It was quite passionate and I need to write some of this up properly when I have time!

* Jasper from Children’s led a discussion about games at the BBC
– cataloging and evaluating existing games (maybe!)
– the importance of games
– how we could use MMOGs for innovative content
– our favourite games, which turned out to be a good way of finding out about someone ;-)

* Tristan Ferne of A&Mi lead a discussion on ‘what should we build next?’
– future apps
– tech shaping the future of training
– being more open / sharing
– accessibility

* Roo Reynolds, Social Media Exec chaired a discussion on ‘External blogging: can I – should I?’
– different approaches to blogging
– value of blogging
– how many people know about the different subjects / areas covered by blogs?
– role of guest bloggers
– responsibility of taking on / starting a blog
– types of blogs: team / genre / personal
– barriers to blogging eg time, self-censoring, dilemma between work / personal blogs
– prioritising time for blogging
– rules for personal blogs: disclaimers, not giving anything confidential away (notice how vague I am ;-))!

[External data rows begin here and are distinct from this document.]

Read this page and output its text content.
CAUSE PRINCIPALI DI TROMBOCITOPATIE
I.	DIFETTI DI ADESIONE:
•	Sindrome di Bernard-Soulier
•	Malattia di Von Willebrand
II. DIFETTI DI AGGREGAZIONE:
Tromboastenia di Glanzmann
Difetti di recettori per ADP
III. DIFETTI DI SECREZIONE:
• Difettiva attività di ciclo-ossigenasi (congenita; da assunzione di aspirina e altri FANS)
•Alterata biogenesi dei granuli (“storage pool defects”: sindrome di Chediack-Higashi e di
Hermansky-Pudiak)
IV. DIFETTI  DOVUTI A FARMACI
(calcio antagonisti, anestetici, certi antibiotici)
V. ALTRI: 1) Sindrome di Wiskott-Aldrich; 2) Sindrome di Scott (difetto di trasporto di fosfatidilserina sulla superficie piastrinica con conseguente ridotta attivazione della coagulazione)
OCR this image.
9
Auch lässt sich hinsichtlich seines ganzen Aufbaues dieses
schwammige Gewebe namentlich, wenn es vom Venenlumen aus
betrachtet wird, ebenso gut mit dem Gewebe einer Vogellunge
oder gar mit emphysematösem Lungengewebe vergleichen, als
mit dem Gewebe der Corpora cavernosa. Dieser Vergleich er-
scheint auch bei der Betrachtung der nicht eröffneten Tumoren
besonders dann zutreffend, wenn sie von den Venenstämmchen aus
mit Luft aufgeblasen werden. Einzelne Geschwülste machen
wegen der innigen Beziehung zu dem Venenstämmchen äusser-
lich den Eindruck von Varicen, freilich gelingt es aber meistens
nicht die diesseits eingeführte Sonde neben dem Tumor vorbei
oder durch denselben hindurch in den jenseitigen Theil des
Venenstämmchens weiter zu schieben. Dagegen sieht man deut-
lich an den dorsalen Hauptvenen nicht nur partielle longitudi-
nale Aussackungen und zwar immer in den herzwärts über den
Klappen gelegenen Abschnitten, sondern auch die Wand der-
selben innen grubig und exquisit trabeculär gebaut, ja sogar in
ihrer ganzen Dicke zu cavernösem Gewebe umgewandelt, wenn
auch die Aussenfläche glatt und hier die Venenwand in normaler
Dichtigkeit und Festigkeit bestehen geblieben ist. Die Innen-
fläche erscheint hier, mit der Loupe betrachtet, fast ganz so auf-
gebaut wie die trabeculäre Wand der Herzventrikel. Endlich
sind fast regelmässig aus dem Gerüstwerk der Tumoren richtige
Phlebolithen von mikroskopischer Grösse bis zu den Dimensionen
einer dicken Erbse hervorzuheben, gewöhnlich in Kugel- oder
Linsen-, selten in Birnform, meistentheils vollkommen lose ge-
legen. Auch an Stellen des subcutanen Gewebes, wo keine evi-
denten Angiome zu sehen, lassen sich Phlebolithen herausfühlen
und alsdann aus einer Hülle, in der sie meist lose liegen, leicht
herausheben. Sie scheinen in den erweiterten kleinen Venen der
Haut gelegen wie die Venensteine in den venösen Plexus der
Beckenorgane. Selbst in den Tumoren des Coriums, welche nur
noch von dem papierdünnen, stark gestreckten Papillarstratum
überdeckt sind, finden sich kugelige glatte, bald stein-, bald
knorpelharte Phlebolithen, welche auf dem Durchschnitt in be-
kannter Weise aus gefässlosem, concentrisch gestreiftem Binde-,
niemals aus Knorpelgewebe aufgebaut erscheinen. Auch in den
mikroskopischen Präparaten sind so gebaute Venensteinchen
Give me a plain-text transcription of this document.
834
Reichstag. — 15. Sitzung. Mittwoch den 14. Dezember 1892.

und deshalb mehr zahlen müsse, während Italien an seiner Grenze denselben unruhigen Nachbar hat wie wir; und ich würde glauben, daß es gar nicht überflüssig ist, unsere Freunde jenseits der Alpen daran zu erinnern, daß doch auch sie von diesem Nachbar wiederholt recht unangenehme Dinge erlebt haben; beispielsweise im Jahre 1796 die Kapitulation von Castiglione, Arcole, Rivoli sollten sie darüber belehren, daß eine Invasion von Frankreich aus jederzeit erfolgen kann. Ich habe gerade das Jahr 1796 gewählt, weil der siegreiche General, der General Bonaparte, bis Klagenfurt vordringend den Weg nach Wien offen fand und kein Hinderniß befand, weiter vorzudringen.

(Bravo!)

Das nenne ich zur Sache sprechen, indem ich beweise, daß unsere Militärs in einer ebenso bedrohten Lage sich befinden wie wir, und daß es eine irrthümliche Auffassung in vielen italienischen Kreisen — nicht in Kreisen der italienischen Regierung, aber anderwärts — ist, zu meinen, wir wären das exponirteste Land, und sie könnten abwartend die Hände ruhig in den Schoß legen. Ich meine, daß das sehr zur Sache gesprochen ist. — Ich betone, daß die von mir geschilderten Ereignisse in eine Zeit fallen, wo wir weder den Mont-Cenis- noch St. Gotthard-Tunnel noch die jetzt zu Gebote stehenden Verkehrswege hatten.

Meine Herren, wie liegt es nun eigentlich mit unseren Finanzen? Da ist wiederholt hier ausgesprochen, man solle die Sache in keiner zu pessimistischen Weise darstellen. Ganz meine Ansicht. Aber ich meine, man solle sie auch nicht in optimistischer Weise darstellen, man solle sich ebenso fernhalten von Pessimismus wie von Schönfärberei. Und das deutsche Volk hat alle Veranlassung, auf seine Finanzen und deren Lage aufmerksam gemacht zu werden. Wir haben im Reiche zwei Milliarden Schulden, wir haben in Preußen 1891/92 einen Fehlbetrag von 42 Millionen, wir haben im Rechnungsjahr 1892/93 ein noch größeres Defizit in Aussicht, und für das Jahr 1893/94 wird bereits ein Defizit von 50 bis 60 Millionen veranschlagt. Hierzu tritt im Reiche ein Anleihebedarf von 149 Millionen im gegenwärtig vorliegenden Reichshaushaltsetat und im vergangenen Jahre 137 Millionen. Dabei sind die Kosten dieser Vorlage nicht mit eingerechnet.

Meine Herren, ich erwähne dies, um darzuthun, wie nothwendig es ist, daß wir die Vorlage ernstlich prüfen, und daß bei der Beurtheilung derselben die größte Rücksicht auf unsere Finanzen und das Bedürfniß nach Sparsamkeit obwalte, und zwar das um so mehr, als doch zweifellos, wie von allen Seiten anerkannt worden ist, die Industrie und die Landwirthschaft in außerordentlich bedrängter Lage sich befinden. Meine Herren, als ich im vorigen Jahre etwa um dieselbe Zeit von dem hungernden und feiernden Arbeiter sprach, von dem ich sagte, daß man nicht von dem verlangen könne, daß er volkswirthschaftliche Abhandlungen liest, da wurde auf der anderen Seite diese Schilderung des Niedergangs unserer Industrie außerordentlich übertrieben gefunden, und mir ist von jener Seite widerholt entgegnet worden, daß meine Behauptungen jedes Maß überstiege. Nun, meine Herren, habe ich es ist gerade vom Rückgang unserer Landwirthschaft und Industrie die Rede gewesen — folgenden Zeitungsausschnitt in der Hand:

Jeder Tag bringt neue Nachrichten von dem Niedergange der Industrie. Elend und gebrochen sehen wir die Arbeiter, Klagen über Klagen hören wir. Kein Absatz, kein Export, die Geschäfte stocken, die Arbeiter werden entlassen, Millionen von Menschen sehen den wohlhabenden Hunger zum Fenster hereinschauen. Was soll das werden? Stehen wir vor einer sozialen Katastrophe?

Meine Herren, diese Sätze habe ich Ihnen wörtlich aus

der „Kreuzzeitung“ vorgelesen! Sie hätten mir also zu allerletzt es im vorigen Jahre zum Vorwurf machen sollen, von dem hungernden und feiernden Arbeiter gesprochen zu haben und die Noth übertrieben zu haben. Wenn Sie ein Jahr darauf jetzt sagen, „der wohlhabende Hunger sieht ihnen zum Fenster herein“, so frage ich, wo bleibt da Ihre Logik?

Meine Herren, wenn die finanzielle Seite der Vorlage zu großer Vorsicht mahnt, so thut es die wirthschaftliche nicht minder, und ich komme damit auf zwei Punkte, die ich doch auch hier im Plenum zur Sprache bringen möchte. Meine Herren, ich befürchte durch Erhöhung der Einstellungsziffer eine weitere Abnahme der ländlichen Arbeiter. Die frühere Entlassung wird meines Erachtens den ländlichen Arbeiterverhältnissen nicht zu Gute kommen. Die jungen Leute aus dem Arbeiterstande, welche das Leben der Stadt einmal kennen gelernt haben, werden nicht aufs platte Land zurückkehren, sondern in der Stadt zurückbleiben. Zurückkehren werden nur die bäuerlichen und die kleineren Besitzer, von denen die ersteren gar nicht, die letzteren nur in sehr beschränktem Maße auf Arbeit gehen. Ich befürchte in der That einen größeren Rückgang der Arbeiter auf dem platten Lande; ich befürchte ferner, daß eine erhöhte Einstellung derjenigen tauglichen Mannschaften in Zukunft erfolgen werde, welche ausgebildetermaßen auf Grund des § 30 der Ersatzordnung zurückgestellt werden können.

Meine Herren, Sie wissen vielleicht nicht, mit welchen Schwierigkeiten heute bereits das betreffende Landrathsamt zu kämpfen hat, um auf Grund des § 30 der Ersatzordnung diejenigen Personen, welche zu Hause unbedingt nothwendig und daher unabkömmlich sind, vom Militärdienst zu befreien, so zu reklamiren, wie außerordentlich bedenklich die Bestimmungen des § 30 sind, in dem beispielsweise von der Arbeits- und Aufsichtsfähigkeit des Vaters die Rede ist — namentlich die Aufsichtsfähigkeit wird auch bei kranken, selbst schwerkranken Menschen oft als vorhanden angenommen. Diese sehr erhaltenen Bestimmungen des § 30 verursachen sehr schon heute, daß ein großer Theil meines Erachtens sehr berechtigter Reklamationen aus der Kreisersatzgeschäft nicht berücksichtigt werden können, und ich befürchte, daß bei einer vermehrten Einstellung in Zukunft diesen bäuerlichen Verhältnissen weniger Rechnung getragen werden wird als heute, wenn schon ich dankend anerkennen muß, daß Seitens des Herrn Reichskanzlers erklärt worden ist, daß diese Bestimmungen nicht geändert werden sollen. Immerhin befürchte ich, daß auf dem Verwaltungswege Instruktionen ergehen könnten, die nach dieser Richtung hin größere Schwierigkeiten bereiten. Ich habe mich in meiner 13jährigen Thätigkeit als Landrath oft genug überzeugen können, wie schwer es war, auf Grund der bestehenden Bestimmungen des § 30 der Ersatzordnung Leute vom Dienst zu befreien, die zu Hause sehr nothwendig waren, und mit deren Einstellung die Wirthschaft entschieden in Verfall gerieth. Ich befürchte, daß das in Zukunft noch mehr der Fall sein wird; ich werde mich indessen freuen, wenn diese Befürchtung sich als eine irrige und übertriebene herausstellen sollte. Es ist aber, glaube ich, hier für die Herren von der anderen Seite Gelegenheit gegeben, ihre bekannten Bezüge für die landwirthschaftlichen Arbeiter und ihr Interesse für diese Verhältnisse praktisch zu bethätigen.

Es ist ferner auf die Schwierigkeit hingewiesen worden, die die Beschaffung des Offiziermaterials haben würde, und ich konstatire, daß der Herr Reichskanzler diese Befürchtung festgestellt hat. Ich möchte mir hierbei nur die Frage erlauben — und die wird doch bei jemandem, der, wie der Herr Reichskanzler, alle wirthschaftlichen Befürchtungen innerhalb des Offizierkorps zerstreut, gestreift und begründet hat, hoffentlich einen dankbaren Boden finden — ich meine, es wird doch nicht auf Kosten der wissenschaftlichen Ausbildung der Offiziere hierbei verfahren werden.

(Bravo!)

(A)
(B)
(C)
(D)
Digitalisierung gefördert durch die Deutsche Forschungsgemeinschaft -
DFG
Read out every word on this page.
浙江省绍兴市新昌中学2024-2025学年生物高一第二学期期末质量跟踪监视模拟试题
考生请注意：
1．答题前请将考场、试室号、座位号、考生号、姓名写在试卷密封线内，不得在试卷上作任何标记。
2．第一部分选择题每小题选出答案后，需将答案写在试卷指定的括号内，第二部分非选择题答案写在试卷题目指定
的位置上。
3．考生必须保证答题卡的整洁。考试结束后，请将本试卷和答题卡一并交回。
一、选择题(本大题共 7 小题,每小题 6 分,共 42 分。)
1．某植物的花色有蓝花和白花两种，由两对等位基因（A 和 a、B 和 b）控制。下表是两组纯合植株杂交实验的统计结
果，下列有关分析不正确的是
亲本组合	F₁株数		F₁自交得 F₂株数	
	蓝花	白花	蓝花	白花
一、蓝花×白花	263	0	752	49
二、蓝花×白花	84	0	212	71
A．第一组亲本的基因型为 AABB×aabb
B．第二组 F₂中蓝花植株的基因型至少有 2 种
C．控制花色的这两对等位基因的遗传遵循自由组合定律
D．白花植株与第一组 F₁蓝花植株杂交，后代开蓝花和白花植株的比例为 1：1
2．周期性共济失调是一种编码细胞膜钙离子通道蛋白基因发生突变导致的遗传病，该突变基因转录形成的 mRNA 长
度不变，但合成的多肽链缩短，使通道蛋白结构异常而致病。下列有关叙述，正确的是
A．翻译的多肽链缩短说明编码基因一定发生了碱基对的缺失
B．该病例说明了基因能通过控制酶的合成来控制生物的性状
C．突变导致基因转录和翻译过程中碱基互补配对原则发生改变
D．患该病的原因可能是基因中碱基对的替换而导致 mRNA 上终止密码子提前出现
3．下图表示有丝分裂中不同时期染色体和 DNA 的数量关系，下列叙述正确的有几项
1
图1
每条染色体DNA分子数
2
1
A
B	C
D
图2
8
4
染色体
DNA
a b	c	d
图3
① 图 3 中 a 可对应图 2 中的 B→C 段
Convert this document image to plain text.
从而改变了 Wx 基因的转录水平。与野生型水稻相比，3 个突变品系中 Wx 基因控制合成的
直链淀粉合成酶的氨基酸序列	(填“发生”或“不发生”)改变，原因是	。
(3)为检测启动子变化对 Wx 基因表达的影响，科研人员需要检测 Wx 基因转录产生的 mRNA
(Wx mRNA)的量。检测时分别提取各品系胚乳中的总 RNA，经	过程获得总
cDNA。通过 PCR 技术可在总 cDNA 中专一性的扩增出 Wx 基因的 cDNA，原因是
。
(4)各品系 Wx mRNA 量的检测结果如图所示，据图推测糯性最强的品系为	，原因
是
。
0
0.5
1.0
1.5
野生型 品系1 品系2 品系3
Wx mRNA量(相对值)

* Daniel Bennett(?) talked about News blogs
– using blogs in the news
– storytelling: linking up, weaving narrative
– reportage & citizen journalism
– barriers to blogs in the news: trust, getting things right, not being mundane
– time consuming: fact finding, moderation, checking
– microblogging
– liveblogging
– ambient intimacy
– ambient journalism

Finally, I attended a round up discussion on where to go next, facilitated by Tom van Aardt - we were overunning and about to be booted out of the conference area as the facilities team were setting up for another function!
– ‘i want my commissioner to understand…’
– finding colleagues have similar ideas and needs
– what can be done to get things done?
– be good to have a toolkit for getting things done
– a good opportunity to find out more about each other: twitter, blogs, wiki, keep in contact
– Backstage internal mailing list is a good way of keeping up with ideas
– meet again in the spring to discuss what we’ve been up to!

All in all it was a good day, lots of positive discussion from very passionate and informed people. Nobody hogged the discussions and nobody felt that they couldn’t ask a question or admit they needed something explaining.

Gosh, it’s 2 am and I need to go to bed now – I need to be up in 4.5 hours for a trip to Kingswood Warren – wish me luck getting up! What an amazing day – we even had snow in Central London in October, how bizarre is that?!